Superannuation fund investment returns remain health for the 2017/18 financial year, despite “sharp losses” in early February, says research firm Chant West.
The median growth fund – with 61-80% invested in growth assets – recovered later in February to end the month down 0.2%. This still leaves the return for the 2017/18 year so far at a “healthy” 6.5%.
Australian shares were up 0.3% in February. Currency-hedged international shares were down 3.6% for the month, but in unhedged terms they were only down 0.4% due to a lower Australian dollar. Chant West says that growth funds hold around 70% of their international shares unhedged, “so they benefited greatly from currency movements in February”. Australian REITs were down 3.2% and global ones fell 6.1%.
“In February we saw volatility return to listed share markets,” said Chant West senior investment research manager, Mano Mohankumar.
“These markets are important drivers of super fund performance, but they’re by no means the only drivers. Members sometimes panic when they hear about share markets falling sharply, but they need to remember that the typical growth fund only has about 55% of its assets in listed shares and property. These funds invest in a wide range of other assets as well, including alternative and unlisted assets, so when share markets stumble this diversification enables them to cushion the blow – as happened in February.”
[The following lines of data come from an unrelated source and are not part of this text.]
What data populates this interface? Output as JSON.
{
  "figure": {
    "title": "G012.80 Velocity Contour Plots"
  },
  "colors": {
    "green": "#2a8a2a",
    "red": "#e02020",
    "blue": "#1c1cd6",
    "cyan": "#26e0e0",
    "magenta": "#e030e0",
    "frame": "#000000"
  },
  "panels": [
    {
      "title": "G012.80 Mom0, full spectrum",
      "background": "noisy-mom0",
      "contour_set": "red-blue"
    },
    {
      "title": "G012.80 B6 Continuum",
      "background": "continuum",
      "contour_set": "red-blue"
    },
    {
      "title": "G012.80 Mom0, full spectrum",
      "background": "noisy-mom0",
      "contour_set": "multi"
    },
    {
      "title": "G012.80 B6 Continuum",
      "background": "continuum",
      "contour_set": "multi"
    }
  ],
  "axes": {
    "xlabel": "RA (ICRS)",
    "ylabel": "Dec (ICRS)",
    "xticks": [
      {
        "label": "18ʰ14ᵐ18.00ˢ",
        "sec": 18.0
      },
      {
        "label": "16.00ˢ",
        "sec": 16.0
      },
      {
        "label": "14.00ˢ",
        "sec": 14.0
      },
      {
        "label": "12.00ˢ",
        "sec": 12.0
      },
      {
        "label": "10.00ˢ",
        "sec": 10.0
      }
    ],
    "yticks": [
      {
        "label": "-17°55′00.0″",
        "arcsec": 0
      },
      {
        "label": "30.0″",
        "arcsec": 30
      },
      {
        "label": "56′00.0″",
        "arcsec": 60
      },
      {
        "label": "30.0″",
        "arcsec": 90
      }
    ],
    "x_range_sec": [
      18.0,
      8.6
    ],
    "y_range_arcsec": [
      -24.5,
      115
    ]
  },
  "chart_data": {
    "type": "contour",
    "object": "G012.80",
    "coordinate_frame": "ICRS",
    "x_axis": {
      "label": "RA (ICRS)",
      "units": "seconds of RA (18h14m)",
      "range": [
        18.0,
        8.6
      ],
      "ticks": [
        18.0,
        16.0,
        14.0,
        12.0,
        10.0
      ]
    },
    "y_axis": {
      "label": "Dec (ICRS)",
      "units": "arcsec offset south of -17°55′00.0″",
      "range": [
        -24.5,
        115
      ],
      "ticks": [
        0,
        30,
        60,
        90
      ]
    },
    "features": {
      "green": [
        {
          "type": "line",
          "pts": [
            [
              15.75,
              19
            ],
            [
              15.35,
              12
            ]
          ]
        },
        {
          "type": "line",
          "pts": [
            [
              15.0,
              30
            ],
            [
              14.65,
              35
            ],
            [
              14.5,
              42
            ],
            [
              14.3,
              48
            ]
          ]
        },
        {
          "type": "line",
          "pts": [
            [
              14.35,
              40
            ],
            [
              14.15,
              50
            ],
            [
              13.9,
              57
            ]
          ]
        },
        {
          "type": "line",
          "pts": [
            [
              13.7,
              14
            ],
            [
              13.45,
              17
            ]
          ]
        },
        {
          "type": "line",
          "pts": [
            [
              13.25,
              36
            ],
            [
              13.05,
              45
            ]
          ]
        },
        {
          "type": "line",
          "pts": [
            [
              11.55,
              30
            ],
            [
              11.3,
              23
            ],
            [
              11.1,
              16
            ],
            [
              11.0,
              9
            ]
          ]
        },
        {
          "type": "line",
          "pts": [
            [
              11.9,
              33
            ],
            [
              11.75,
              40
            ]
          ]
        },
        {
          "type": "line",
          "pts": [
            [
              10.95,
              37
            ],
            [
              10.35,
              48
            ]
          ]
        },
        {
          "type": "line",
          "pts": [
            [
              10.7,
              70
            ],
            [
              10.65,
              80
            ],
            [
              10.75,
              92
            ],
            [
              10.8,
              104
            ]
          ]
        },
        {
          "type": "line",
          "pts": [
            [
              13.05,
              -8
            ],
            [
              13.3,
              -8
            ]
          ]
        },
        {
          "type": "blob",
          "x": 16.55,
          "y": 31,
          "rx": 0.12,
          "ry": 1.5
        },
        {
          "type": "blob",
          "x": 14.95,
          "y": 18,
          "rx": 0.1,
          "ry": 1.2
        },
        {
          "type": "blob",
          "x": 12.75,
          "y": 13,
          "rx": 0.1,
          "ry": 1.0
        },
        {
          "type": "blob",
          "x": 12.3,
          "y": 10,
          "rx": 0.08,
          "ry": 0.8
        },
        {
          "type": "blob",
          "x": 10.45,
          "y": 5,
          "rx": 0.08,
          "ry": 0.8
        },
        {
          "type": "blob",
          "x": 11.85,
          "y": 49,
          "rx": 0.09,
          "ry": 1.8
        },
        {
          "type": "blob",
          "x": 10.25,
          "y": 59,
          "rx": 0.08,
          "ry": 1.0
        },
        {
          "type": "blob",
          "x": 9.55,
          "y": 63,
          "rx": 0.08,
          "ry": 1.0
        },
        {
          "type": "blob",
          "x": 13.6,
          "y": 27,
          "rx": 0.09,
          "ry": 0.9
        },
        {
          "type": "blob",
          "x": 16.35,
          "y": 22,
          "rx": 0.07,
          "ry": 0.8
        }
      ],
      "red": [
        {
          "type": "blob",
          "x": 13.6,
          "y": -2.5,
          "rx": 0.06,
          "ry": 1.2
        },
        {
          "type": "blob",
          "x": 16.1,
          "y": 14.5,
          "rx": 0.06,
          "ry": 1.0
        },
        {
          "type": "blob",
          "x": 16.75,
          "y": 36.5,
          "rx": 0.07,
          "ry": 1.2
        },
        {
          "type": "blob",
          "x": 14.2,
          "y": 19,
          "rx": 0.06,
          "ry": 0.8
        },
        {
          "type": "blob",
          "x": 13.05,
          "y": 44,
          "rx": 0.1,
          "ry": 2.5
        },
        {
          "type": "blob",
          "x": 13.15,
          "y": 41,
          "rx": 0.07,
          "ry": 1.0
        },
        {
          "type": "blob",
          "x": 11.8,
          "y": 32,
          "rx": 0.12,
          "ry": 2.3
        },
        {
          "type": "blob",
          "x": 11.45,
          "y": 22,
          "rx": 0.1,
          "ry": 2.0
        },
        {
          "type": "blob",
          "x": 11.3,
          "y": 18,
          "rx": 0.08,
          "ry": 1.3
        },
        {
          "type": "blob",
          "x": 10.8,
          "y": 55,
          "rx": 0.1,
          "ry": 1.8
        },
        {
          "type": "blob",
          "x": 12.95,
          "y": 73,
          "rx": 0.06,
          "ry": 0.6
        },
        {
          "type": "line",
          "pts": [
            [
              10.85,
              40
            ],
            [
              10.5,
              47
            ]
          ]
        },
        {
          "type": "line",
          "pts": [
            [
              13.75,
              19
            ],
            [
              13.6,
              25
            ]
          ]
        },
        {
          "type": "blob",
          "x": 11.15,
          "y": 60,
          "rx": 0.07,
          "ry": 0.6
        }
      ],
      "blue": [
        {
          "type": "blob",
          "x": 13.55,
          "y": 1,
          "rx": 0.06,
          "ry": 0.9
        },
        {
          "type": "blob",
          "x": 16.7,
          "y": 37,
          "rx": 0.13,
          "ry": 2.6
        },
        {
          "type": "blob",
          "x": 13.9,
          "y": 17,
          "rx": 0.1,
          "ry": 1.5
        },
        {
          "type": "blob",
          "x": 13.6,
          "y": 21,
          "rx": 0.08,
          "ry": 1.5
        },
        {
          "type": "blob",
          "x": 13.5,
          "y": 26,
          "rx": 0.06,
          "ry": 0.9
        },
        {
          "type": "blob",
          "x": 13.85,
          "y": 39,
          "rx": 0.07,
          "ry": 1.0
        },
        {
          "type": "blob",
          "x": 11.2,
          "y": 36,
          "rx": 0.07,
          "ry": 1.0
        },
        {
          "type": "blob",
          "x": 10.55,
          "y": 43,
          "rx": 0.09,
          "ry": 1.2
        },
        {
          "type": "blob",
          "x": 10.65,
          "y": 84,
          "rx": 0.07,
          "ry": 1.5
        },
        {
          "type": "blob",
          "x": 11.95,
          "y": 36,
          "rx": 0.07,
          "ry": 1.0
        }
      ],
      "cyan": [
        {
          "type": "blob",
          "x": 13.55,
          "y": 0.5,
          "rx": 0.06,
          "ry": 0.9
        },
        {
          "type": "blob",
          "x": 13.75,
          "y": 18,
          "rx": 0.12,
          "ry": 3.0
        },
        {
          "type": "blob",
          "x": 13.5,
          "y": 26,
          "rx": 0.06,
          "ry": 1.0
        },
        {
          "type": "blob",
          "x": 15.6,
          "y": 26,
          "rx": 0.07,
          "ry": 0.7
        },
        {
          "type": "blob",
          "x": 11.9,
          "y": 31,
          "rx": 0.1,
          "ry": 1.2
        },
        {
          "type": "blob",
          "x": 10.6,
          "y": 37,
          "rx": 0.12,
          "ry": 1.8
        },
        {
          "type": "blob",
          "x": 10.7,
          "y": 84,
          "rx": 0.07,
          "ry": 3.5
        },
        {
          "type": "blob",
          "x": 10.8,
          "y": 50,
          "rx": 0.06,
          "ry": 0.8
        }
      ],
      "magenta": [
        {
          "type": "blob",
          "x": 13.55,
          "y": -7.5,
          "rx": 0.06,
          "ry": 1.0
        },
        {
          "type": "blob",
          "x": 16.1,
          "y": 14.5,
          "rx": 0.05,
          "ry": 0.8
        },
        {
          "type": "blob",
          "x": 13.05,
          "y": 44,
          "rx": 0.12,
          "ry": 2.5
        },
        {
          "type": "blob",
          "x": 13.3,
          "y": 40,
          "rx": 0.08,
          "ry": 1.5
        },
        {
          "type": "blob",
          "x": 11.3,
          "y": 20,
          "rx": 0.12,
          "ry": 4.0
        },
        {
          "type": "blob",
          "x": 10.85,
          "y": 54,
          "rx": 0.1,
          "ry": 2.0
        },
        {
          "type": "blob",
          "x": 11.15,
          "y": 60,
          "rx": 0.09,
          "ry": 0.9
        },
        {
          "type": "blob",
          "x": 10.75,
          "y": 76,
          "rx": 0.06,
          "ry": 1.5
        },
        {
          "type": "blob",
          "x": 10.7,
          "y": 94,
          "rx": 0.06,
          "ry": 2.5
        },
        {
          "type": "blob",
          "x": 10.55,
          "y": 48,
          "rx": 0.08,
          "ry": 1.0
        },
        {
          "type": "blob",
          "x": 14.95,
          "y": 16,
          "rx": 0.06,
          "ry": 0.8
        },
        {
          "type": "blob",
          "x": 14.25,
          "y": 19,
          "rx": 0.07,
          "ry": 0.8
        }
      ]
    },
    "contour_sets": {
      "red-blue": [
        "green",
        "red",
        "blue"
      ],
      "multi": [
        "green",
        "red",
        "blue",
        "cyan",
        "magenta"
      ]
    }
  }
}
“Higher than expected wage inflation in the US is what caused concerns that the Federal Reserve might increase the pace of interest rate hikes, and as a result sent investment markets into turmoil in early February. However, resilient macroeconomic data helped calm investors’ nerves, and markets erased some of the losses as the month progressed.”
“Closer to home, the Chinese share market also lost ground but again the bigger economic picture remains relatively stable. In Australia, with inflation remaining below the RBA’s benchmark of 2%, the central bank kept interest rates on hold at 1.5% for the 17th consecutive time.”
Industry super funds outperformed retail funds in February, down only 0.1% compared to 0.3%. Over the financial year-to-date industry funds are up 6.9% compared to 6.3% for retail funds – net of investment fees and tax but before admin fees and adviser commissions.